Last week, on the last day of the Knesset’s winter session, the National Service bill passed its second and third reading and became law. The law, the merging of a government-sponsored bill and a private member bill put forward by Members of Knesset Amir Ohana and David Bitan, stipulates, among other things, that only organizations involved in “providing services or care directly to populations in Israel, including Israeli residents in the area” will be eligible to take in national service volunteers. What this language means is that Jewish populations on either side of the Green Line are in while Palestinians are out. The law also stipulates that “an organization which gets most of its funding from a foreign state entity” would require approval from the minister in charge of national service. These stipulations were designed to single out a minute number of the hundreds of organizations currently engaging some 17,000 national service volunteers. Gisha is one of them.

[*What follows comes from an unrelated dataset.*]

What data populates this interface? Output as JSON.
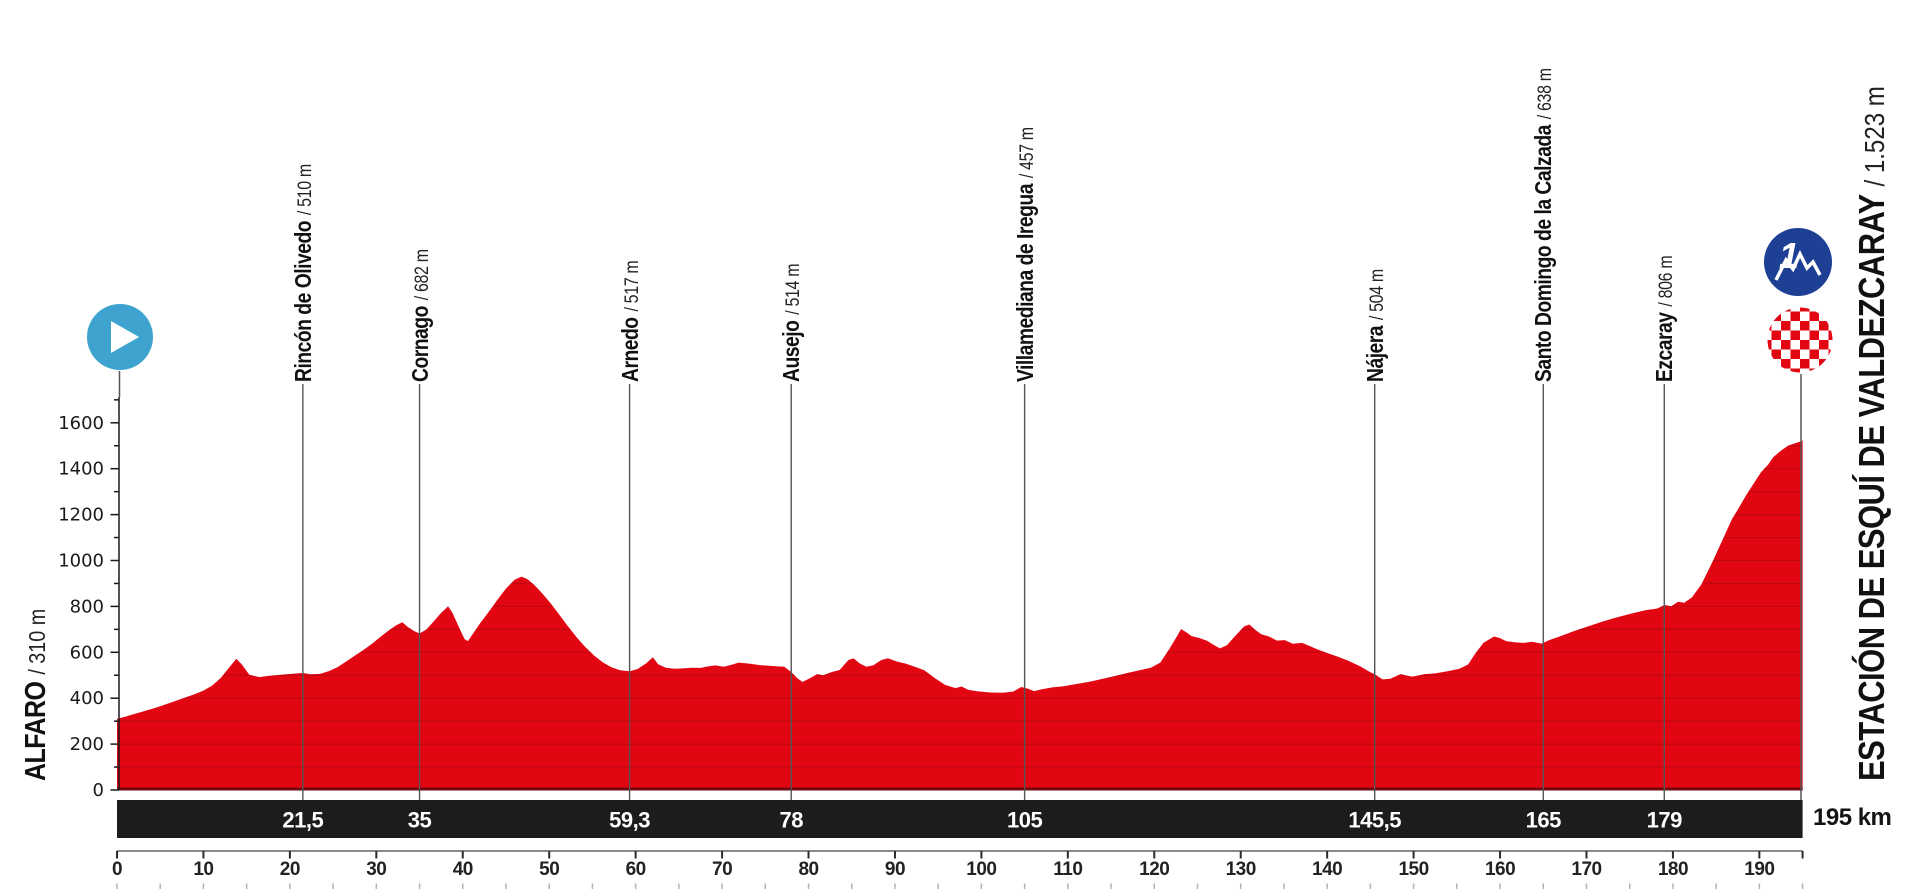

As a result of the law, E., who is currently finishing her national service at Gisha, will be the last volunteer to work with us in this framework. She is a cherished and talented part of our team and has done meaningful work during her time with us. From our vantage point, it’s hard to see why a law that regulates national service for the first time would also need to prevent young people like E. from dedicating a year or two of their lives to working with human rights organizations.

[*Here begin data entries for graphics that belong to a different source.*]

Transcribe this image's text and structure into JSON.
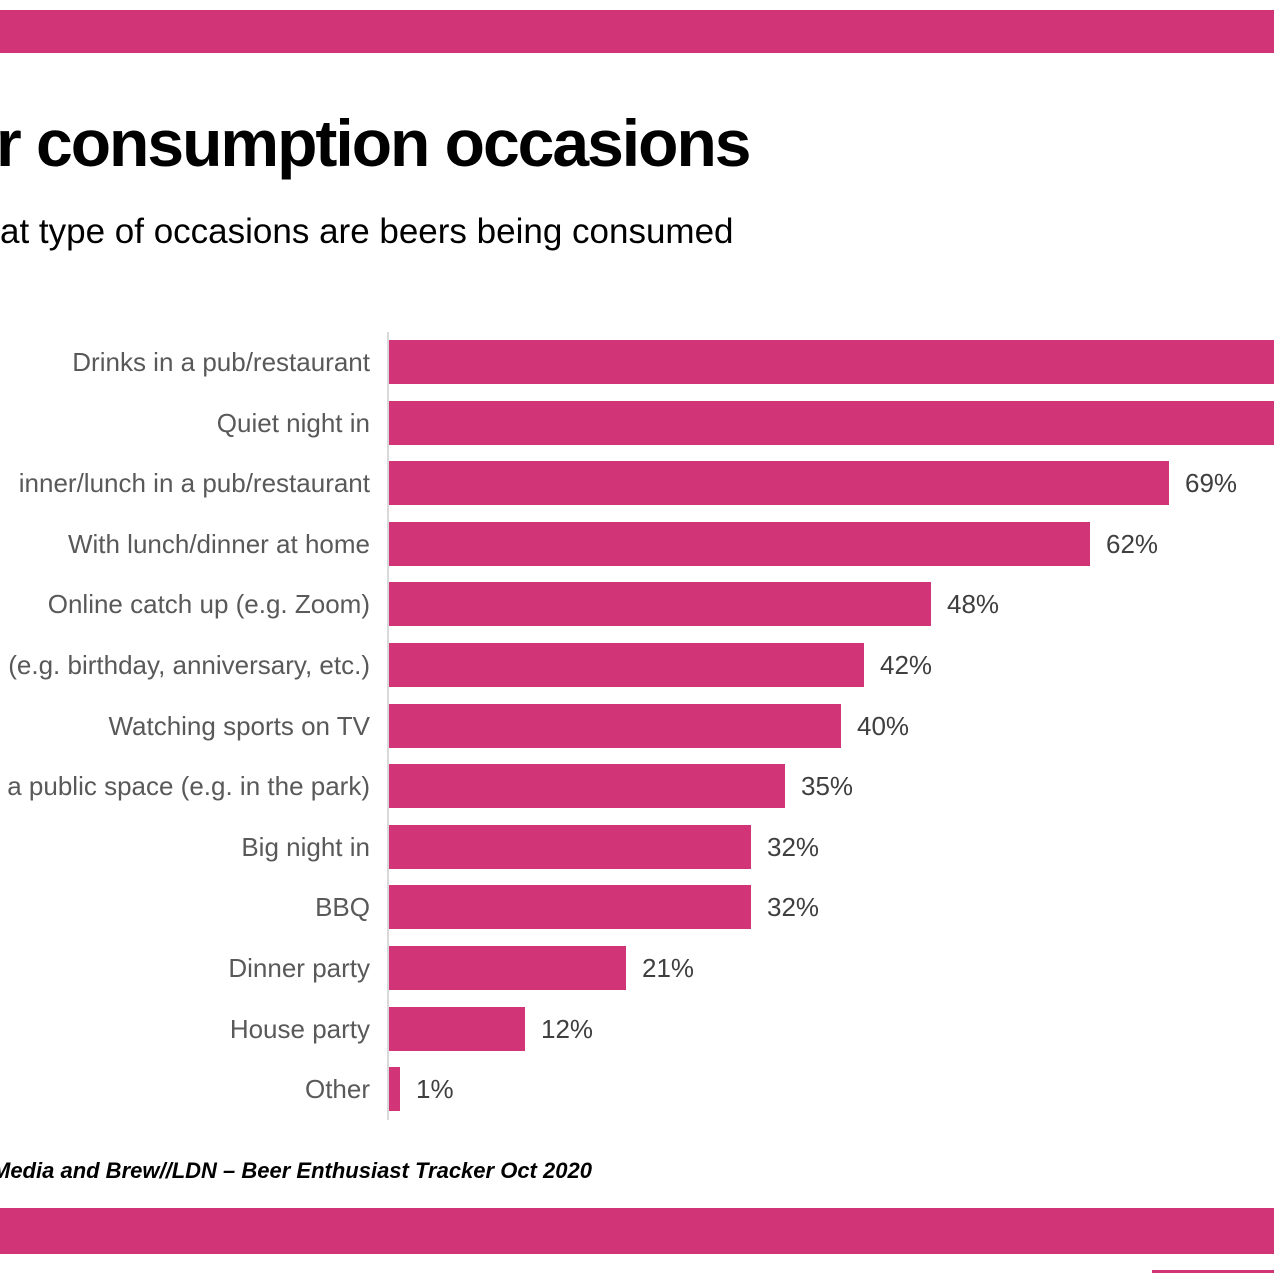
{
  "page": {
    "background": "#ffffff",
    "accent_color": "#d23577"
  },
  "header": {
    "title": "r consumption occasions",
    "subtitle": "at type of occasions are beers being consumed"
  },
  "chart_data": {
    "type": "bar",
    "orientation": "horizontal",
    "title": "r consumption occasions (clipped: Beer consumption occasions)",
    "xlabel": "",
    "ylabel": "",
    "grid": false,
    "legend": false,
    "axis_line_color": "#d9d9d9",
    "bar_color": "#d23577",
    "category_label_color": "#595959",
    "value_label_color": "#3f3f3f",
    "x_axis_units": "percent",
    "bars": [
      {
        "label": "Drinks in a pub/restaurant",
        "value": null,
        "value_label": "",
        "clipped_off_right_edge": true
      },
      {
        "label": "Quiet night in",
        "value": null,
        "value_label": "",
        "clipped_off_right_edge": true
      },
      {
        "label": "inner/lunch in a pub/restaurant",
        "value": 69,
        "value_label": "69%",
        "clipped_off_right_edge": false
      },
      {
        "label": "With lunch/dinner at home",
        "value": 62,
        "value_label": "62%",
        "clipped_off_right_edge": false
      },
      {
        "label": "Online catch up (e.g. Zoom)",
        "value": 48,
        "value_label": "48%",
        "clipped_off_right_edge": false
      },
      {
        "label": "(e.g. birthday, anniversary, etc.)",
        "value": 42,
        "value_label": "42%",
        "clipped_off_right_edge": false
      },
      {
        "label": "Watching sports on TV",
        "value": 40,
        "value_label": "40%",
        "clipped_off_right_edge": false
      },
      {
        "label": "a public space (e.g. in the park)",
        "value": 35,
        "value_label": "35%",
        "clipped_off_right_edge": false
      },
      {
        "label": "Big night in",
        "value": 32,
        "value_label": "32%",
        "clipped_off_right_edge": false
      },
      {
        "label": "BBQ",
        "value": 32,
        "value_label": "32%",
        "clipped_off_right_edge": false
      },
      {
        "label": "Dinner party",
        "value": 21,
        "value_label": "21%",
        "clipped_off_right_edge": false
      },
      {
        "label": "House party",
        "value": 12,
        "value_label": "12%",
        "clipped_off_right_edge": false
      },
      {
        "label": "Other",
        "value": 1,
        "value_label": "1%",
        "clipped_off_right_edge": false
      }
    ]
  },
  "footer": {
    "source_text": "Media and Brew//LDN – Beer Enthusiast Tracker Oct 2020"
  }
}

The choice made by young Israelis to volunteer with human rights organizations reflects their worldview, a worldview that includes a willingness to examine government decisions openly and critically, and out of a concern for and commitment to the future of the place we all call home. Through this program, we have come to know three impressive young people who chose to volunteer with Gisha, even though they could have chosen other, ostensibly easier places to spend their time.
We emphasize, again, that the issue is not about national service spots, but about the effort to delegitimize work and thought that does not fall in line with the consensus, and to mark and target civil society organizations. The issue, in other words, is political persecution. A message is being sent to young people in Israel that critical thinking and questioning government actions are unwanted behavior, and could see them personally marked.

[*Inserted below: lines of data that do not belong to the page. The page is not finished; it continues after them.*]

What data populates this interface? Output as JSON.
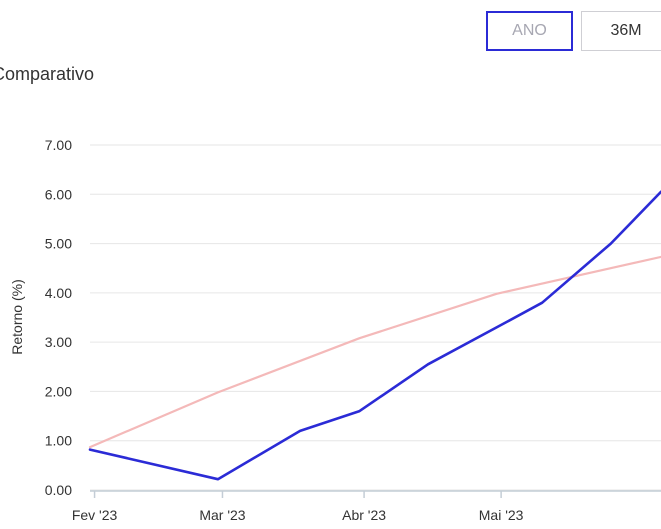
{
  "period_toggle": {
    "options": [
      {
        "label": "ANO",
        "active": true
      },
      {
        "label": "36M",
        "active": false
      }
    ]
  },
  "section": {
    "title": "Comparativo"
  },
  "colors": {
    "accent": "#2b2bd6",
    "series_primary": "#2b2bd6",
    "series_benchmark": "#f4b9b9",
    "grid": "#e6e6e6",
    "axis": "#c4cdd6"
  },
  "chart_data": {
    "type": "line",
    "ylabel": "Retorno (%)",
    "xlabel": "",
    "ylim": [
      0,
      7
    ],
    "yticks": [
      "0.00",
      "1.00",
      "2.00",
      "3.00",
      "4.00",
      "5.00",
      "6.00",
      "7.00"
    ],
    "x_tick_labels": [
      "Fev '23",
      "Mar '23",
      "Abr '23",
      "Mai '23"
    ],
    "x_tick_dates": [
      "2023-02-01",
      "2023-03-01",
      "2023-04-01",
      "2023-05-01"
    ],
    "xlim": [
      "2023-01-31",
      "2023-06-05"
    ],
    "grid": true,
    "series": [
      {
        "color": "#2b2bd6",
        "points": [
          {
            "x": "2023-01-31",
            "y": 0.82
          },
          {
            "x": "2023-02-28",
            "y": 0.22
          },
          {
            "x": "2023-03-18",
            "y": 1.2
          },
          {
            "x": "2023-03-31",
            "y": 1.6
          },
          {
            "x": "2023-04-15",
            "y": 2.55
          },
          {
            "x": "2023-04-30",
            "y": 3.3
          },
          {
            "x": "2023-05-10",
            "y": 3.8
          },
          {
            "x": "2023-05-25",
            "y": 5.0
          },
          {
            "x": "2023-06-05",
            "y": 6.05
          }
        ]
      },
      {
        "color": "#f4b9b9",
        "points": [
          {
            "x": "2023-01-31",
            "y": 0.87
          },
          {
            "x": "2023-02-28",
            "y": 1.98
          },
          {
            "x": "2023-03-31",
            "y": 3.08
          },
          {
            "x": "2023-04-30",
            "y": 3.98
          },
          {
            "x": "2023-06-05",
            "y": 4.73
          }
        ]
      }
    ]
  }
}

Gisha will continue its work, with or without a national service volunteer. We will continue to point to the moral failure and ineffectiveness of the closure on the Gaza Strip, and shed light on the ongoing violation of the fundamental rights of two million men, women and children there.
A law that takes away one volunteer position in our organization will not seriously harm our work. The attempt at thought control and the undermining of our capacity as a society to discuss and debate critical life and death issues that affect the future of us all – in short, the undermining of the very democratic foundations of society itself is the real danger here.